Material runner
For the past few weeks my stupid leg has been hurting, so I have been forced to lose that good running capacity I had built up, and start over. Run short distances, only few times. But now I feel my leg is finally better, and I can start from the beginning of the Stockholm Marathon 26-week 4-hour-runner's schedule again. Or I guess I shouldn't say "again", since last time I didn't actually start from the very beginning on week1 of the schedule. I felt it was for wusses, and slow-ass runners, and lazy people. No, efficient and 'duktiga' people like myself, we start on week3. Who needs a warm-up? Not us efficient people!
Or perhaps do we? It's not totally unlikely that the reason for my leg pain was the rapid start-up with loong distance running several times a week. But now, I'll do it for real. Start slow, listen to my leg, and the rest of my body for that matter. Or at least really TRY to listen to my body, and not dismiss things as "ah, that's just what my lazy slow ass body wants me to do, but efficient ME wants to do THIS instead!". I need to get better at that, in all aspects of my everyday events.
So I haven't been running much during the past few weeks, but instead I have (as before-blogged) bought stuff that makes running more fun.
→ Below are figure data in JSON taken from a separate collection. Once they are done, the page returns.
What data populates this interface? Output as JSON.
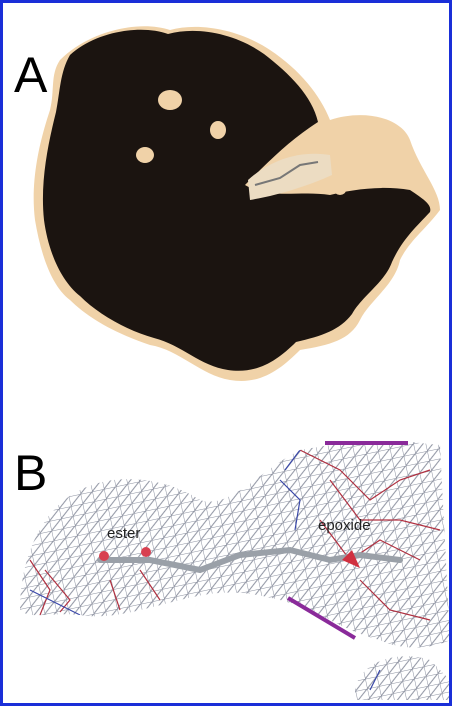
{
  "panels": [
    {
      "label": "A"
    },
    {
      "label": "B",
      "annotations": [
        "ester",
        "epoxide"
      ]
    }
  ]
}
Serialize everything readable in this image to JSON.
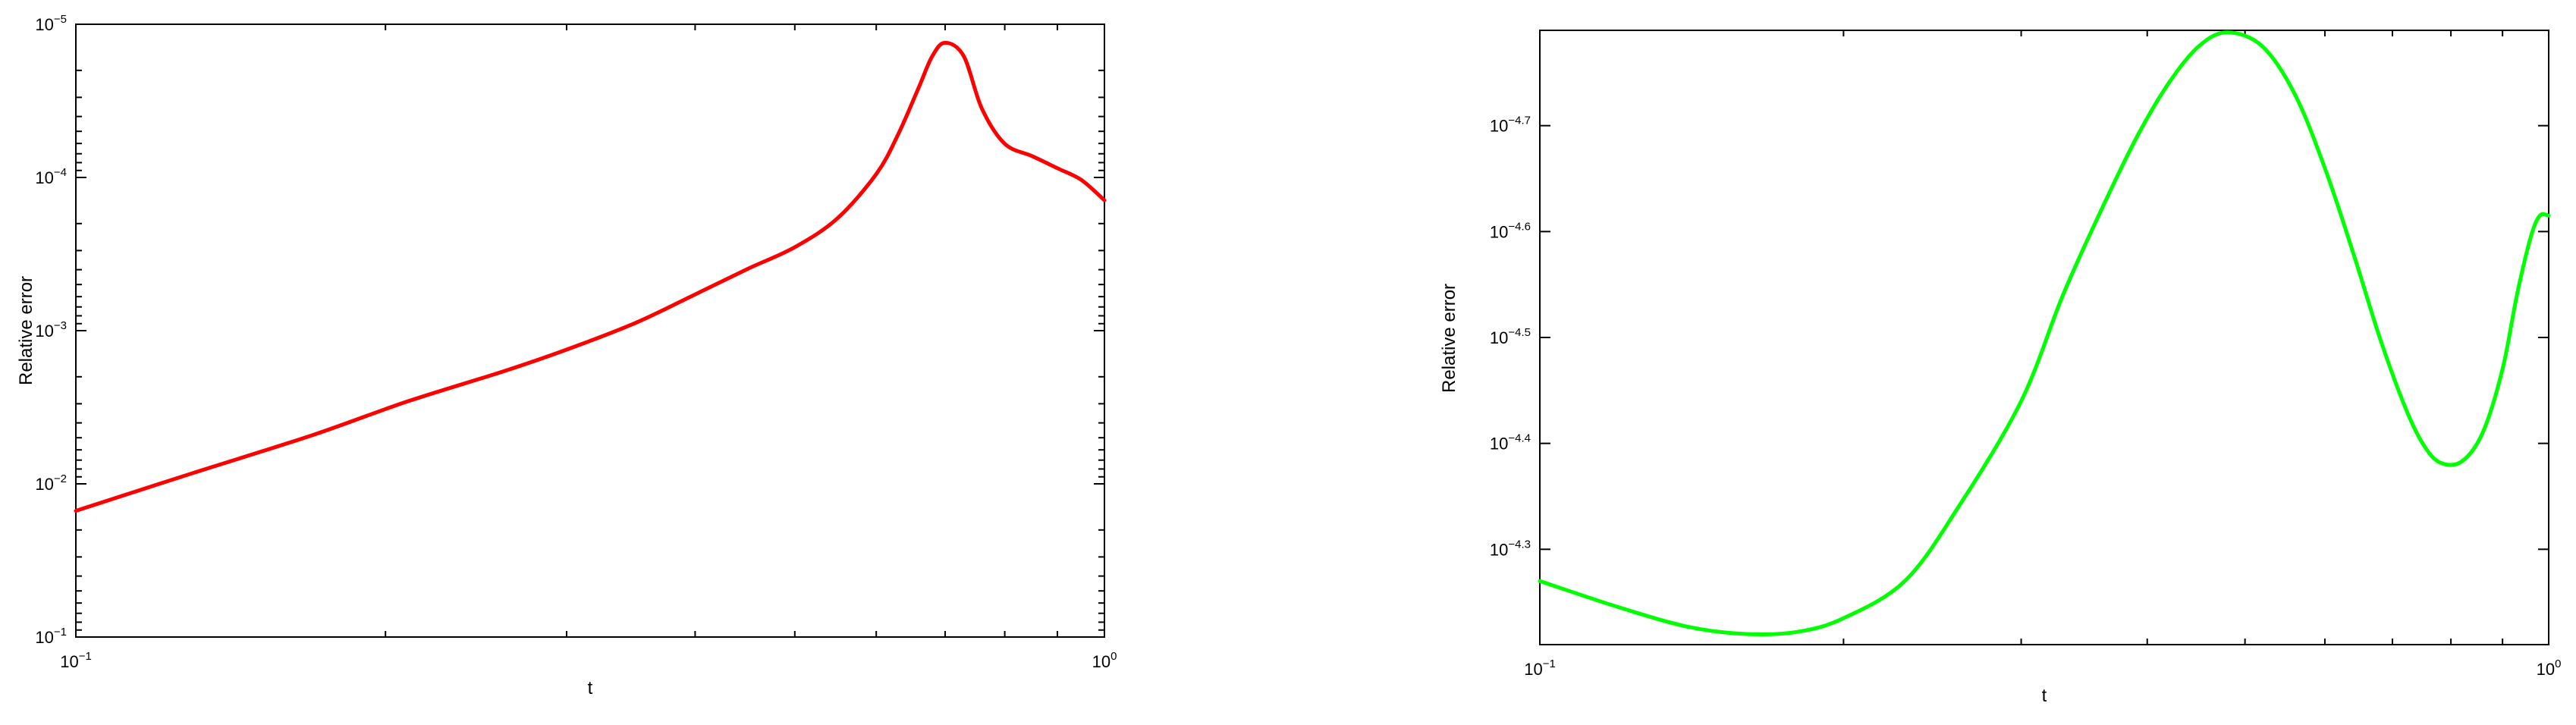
{
  "chart_data": [
    {
      "type": "line",
      "xlabel": "t",
      "ylabel": "Relative error",
      "x_scale": "log",
      "y_scale": "log",
      "y_axis_reversed": true,
      "xlim": [
        0.1,
        1
      ],
      "ylim": [
        1e-05,
        0.1
      ],
      "x_ticks": [
        {
          "value": 0.1,
          "base": "10",
          "exp": "−1"
        },
        {
          "value": 1,
          "base": "10",
          "exp": "0"
        }
      ],
      "y_ticks": [
        {
          "value": 1e-05,
          "base": "10",
          "exp": "−5"
        },
        {
          "value": 0.0001,
          "base": "10",
          "exp": "−4"
        },
        {
          "value": 0.001,
          "base": "10",
          "exp": "−3"
        },
        {
          "value": 0.01,
          "base": "10",
          "exp": "−2"
        },
        {
          "value": 0.1,
          "base": "10",
          "exp": "−1"
        }
      ],
      "grid": false,
      "series": [
        {
          "color": "#ff0000",
          "x": [
            0.1,
            0.13,
            0.17,
            0.21,
            0.26,
            0.3,
            0.35,
            0.4,
            0.45,
            0.5,
            0.55,
            0.6,
            0.63,
            0.66,
            0.68,
            0.7,
            0.73,
            0.76,
            0.8,
            0.85,
            0.9,
            0.95,
            1.0
          ],
          "y": [
            0.015,
            0.0085,
            0.0048,
            0.0029,
            0.00185,
            0.00133,
            0.00089,
            0.00058,
            0.000395,
            0.000285,
            0.000185,
            9.5e-05,
            5.25e-05,
            2.58e-05,
            1.62e-05,
            1.32e-05,
            1.62e-05,
            3.55e-05,
            6.03e-05,
            7.24e-05,
            8.7e-05,
            0.000104,
            0.000141
          ]
        }
      ]
    },
    {
      "type": "line",
      "xlabel": "t",
      "ylabel": "Relative error",
      "x_scale": "log",
      "y_scale": "log",
      "xlim": [
        0.1,
        1
      ],
      "ylim": [
        -4.79,
        -4.21
      ],
      "y_values_are": "log10 exponent of relative error",
      "x_ticks": [
        {
          "value": 0.1,
          "base": "10",
          "exp": "−1"
        },
        {
          "value": 1,
          "base": "10",
          "exp": "0"
        }
      ],
      "y_ticks": [
        {
          "value": -4.7,
          "base": "10",
          "exp": "−4.7"
        },
        {
          "value": -4.6,
          "base": "10",
          "exp": "−4.6"
        },
        {
          "value": -4.5,
          "base": "10",
          "exp": "−4.5"
        },
        {
          "value": -4.4,
          "base": "10",
          "exp": "−4.4"
        },
        {
          "value": -4.3,
          "base": "10",
          "exp": "−4.3"
        }
      ],
      "grid": false,
      "series": [
        {
          "color": "#00ff00",
          "x": [
            0.1,
            0.12,
            0.14,
            0.16,
            0.18,
            0.2,
            0.23,
            0.26,
            0.3,
            0.33,
            0.36,
            0.39,
            0.42,
            0.45,
            0.48,
            0.52,
            0.56,
            0.6,
            0.64,
            0.68,
            0.72,
            0.75,
            0.78,
            0.82,
            0.86,
            0.9,
            0.93,
            0.96,
            0.98,
            1.0
          ],
          "y": [
            -4.27,
            -4.245,
            -4.227,
            -4.22,
            -4.222,
            -4.235,
            -4.27,
            -4.34,
            -4.44,
            -4.54,
            -4.62,
            -4.688,
            -4.74,
            -4.775,
            -4.788,
            -4.775,
            -4.73,
            -4.66,
            -4.58,
            -4.5,
            -4.435,
            -4.4,
            -4.382,
            -4.383,
            -4.41,
            -4.47,
            -4.54,
            -4.595,
            -4.615,
            -4.615
          ]
        }
      ]
    }
  ]
}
The new shoes, the iPod nano and the connector between the two. So my last run I went for was a super-short one. 4 km. Or 4.36km to over-trust my newly calibrated iPod. And if I looked at myself from the outside, this is what I got;
Someone who runs very short distances, not really a proper runner, just doing it for fun. A lazy-ass that tries. And still has ALL the gadgets to compensate for the mediocre running performance. I was wearing; a pulse-meter around my chest, with the watch that belongs to it. This watch keeps track of my pulse, calculates mean pulse, notes my max-pulse, counts the run-time, and estimates a calorie-burn. Besides this, I was wearing my iPod in the iPod running-thingy around my upper arm, headphones plugged in listening to my "slow run playlist". On my feet I had my super-new Nike-shoes, and inside the left shoe I had the little thing that registers my every single step (with that foot). Attached to my iPod, I had the little thing that makes the iPod register the number of steps taken. It also keeps track of the time I have been running, estimates a calorie-burn, and gives me the distance I have been running along with a min/km-calculation. So I keep track of several parameters of my running with both the pulse-meter and the iPod-Nike+ thingy. Some things they both keep track of, like the time spent running, and estimated calorie burn.
So when I'm about to start run, I have to press the center-button on my iPod, along with the enter-button on the pulse watch. And if I need to pause, say hypothetically for a heavy rain (like during the monday-run), I have to press Menu and choose 'pause workout' on the iPod, AND press enter on the pulse watch. And when I'm ready to run again, I have to 'resume workout' on the iPod, and again press enter on the pulse watch. This, I'm sure, looks stupid, really stupid. But the gadgets actually makes the running much more fun. Especially the pulse-watch (which is actually a gift FROM me to Joding). It's really good to check the pulse every once in a while. For instance, sometimes it feels super-hard to run, and before I could just then think "why am I so lazy". Now, I just look at the pulse watch in these cases, and often I see that the pulse has gone up (perhaps I've started to run quicker, or it's a slight uphill that I hadn't noticed), and then it feels totally ok that the running feels harder for a while. I don't feel lazy, I feel good for challenging my pulse. It really makes a difference. At least for such a high-performance, self-critical, 'duktig' person like me.